Qubits 30 meters apart used to confirm Einstein was wrong about quantum
news.movim.eu / ArsTechnica · Wednesday, 10 May - 18:12 · 1 minute
A new experiment uses superconducting qubits to demonstrate that quantum mechanics violates what's called local realism by allowing two objects to behave as a single quantum system no matter how large the separation between them. The experiment wasn't the first to show that local realism isn't how the Universe works—it's not even the first to do so with qubits.
But it's the first to separate the qubits by enough distance to ensure that light isn't fast enough to travel between them while measurements are made. And it did so by cooling a 30-meter-long aluminum wire to just a few microKelvin. Because the qubits are so easy to control, the experiment provides a new precision to these sorts of measurements. And the hardware setup may be essential for future quantum computing efforts.

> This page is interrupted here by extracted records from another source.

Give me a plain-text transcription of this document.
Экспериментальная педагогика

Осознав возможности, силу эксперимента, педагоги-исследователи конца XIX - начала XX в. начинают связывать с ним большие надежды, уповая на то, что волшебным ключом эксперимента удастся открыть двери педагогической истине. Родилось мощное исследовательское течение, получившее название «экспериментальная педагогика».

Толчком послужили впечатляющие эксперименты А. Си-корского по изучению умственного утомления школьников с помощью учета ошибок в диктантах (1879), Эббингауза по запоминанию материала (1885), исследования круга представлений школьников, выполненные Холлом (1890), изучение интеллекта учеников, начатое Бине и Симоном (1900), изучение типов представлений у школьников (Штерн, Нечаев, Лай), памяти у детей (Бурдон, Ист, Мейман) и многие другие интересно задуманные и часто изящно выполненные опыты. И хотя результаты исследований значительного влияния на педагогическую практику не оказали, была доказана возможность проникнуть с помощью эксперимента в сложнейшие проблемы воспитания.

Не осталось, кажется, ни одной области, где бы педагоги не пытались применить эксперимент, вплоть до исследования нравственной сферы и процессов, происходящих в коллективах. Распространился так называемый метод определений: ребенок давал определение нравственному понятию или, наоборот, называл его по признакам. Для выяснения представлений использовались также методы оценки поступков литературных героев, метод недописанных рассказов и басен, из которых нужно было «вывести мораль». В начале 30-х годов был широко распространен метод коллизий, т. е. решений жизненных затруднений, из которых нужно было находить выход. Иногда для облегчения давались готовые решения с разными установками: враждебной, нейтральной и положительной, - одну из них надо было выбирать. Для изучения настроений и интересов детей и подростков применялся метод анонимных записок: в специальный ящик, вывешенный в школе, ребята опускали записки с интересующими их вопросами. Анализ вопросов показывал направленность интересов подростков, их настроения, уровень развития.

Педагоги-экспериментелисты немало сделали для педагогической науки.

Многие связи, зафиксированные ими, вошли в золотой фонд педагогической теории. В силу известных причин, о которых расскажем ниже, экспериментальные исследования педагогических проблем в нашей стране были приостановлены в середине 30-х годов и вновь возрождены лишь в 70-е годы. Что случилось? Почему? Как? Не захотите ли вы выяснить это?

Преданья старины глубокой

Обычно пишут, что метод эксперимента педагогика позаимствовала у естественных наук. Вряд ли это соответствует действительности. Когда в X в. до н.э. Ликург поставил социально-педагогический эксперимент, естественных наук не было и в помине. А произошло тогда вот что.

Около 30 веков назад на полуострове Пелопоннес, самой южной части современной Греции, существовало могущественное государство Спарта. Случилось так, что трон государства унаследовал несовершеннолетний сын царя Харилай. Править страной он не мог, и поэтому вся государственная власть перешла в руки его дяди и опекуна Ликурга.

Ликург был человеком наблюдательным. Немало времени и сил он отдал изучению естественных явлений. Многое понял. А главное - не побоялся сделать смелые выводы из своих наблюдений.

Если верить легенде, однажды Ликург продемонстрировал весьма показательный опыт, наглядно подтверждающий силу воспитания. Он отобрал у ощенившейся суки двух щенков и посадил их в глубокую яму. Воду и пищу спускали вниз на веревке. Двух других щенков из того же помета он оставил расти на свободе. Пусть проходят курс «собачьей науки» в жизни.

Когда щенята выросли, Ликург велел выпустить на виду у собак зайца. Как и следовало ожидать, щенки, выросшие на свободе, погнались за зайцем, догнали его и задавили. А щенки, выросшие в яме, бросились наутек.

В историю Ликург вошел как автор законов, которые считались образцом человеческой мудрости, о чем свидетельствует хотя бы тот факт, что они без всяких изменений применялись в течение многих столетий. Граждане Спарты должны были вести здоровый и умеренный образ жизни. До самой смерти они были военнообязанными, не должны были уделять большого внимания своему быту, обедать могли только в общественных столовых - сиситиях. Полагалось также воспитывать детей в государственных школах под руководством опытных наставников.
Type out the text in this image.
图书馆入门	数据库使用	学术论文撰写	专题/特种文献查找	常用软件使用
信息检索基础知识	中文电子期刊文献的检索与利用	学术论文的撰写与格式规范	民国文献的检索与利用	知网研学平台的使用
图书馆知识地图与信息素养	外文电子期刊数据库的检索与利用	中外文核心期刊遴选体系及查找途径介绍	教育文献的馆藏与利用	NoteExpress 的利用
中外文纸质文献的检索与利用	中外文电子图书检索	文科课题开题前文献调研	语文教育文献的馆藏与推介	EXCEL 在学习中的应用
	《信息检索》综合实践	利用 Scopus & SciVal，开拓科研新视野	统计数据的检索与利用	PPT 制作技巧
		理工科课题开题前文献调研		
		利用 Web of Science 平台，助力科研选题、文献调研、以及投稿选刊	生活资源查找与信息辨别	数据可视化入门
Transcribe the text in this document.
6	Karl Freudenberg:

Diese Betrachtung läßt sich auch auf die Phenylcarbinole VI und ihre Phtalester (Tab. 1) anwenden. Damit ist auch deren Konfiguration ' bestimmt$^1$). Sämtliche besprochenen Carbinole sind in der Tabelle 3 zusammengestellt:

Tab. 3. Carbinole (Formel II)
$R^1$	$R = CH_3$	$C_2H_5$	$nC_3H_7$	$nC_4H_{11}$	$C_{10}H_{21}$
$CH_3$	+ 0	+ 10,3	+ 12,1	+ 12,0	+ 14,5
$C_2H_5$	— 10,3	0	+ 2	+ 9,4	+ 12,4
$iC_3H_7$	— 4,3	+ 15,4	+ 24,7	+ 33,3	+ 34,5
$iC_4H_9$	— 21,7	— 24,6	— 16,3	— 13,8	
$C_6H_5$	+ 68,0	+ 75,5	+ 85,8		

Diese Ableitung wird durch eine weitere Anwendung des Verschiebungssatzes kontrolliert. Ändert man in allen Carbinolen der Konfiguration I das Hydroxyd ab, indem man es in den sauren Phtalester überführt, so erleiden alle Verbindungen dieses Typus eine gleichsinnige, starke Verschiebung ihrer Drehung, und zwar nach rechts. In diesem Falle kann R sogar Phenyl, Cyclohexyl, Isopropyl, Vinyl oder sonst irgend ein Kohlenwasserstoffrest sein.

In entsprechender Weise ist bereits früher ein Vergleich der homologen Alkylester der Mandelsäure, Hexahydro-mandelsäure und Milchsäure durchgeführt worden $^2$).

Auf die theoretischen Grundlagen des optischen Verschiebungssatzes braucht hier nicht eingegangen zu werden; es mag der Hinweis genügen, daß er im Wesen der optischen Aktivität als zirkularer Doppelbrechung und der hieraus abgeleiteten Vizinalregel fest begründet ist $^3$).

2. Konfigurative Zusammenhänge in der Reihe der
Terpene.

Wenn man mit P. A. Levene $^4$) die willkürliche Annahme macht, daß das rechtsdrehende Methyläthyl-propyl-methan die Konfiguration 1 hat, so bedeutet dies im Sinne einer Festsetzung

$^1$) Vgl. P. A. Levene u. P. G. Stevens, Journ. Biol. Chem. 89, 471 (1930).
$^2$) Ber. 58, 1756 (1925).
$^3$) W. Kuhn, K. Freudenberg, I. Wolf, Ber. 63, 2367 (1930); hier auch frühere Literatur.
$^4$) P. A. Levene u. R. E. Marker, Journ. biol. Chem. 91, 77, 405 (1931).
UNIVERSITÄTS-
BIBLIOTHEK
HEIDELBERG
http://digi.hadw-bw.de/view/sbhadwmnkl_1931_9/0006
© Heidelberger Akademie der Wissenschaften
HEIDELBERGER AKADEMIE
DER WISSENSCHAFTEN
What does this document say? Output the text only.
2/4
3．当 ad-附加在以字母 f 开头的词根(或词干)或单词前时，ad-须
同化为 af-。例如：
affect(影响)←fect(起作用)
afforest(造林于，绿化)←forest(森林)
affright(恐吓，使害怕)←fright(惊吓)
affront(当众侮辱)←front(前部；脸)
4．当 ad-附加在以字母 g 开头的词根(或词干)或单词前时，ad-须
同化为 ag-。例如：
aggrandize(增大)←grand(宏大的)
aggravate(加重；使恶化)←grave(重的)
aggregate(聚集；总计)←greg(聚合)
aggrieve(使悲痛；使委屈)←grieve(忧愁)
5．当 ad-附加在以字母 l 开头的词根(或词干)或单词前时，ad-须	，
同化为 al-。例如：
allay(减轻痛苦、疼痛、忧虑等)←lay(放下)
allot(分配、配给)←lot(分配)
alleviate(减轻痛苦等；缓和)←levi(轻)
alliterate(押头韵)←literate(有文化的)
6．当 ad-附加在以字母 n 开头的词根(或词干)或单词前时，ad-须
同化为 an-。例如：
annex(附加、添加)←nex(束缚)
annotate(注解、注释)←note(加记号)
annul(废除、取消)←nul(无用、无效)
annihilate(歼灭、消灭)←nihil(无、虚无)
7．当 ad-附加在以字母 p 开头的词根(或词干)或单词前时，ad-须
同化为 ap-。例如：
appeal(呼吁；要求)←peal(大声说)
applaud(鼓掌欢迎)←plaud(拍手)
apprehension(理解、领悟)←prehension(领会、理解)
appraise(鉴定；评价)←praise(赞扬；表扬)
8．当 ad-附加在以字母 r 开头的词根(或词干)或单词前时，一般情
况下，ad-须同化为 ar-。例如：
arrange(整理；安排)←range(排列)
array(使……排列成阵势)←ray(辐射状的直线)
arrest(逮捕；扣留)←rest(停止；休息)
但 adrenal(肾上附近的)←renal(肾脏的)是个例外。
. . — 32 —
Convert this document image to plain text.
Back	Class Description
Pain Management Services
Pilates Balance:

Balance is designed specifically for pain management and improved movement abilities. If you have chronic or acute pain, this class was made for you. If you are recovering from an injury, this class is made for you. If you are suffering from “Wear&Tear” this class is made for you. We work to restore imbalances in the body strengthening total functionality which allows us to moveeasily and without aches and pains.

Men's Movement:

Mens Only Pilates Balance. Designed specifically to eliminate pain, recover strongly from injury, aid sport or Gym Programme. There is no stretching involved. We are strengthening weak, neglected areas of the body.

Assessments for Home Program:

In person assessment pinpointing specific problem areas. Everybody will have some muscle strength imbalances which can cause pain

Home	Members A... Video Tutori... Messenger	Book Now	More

Getting real about realism
Albert Einstein was famously uneasy with some of the consequences of quantum entanglement. If quantum mechanics were right, then a pair of entangled objects would behave as a single quantum system no matter how far apart the objects were. Altering the state of one of them should instantly alter the state of the second, with the change seemingly occurring faster than light could possibly travel between the two objects. This, Einstein argued, almost certainly had to be wrong.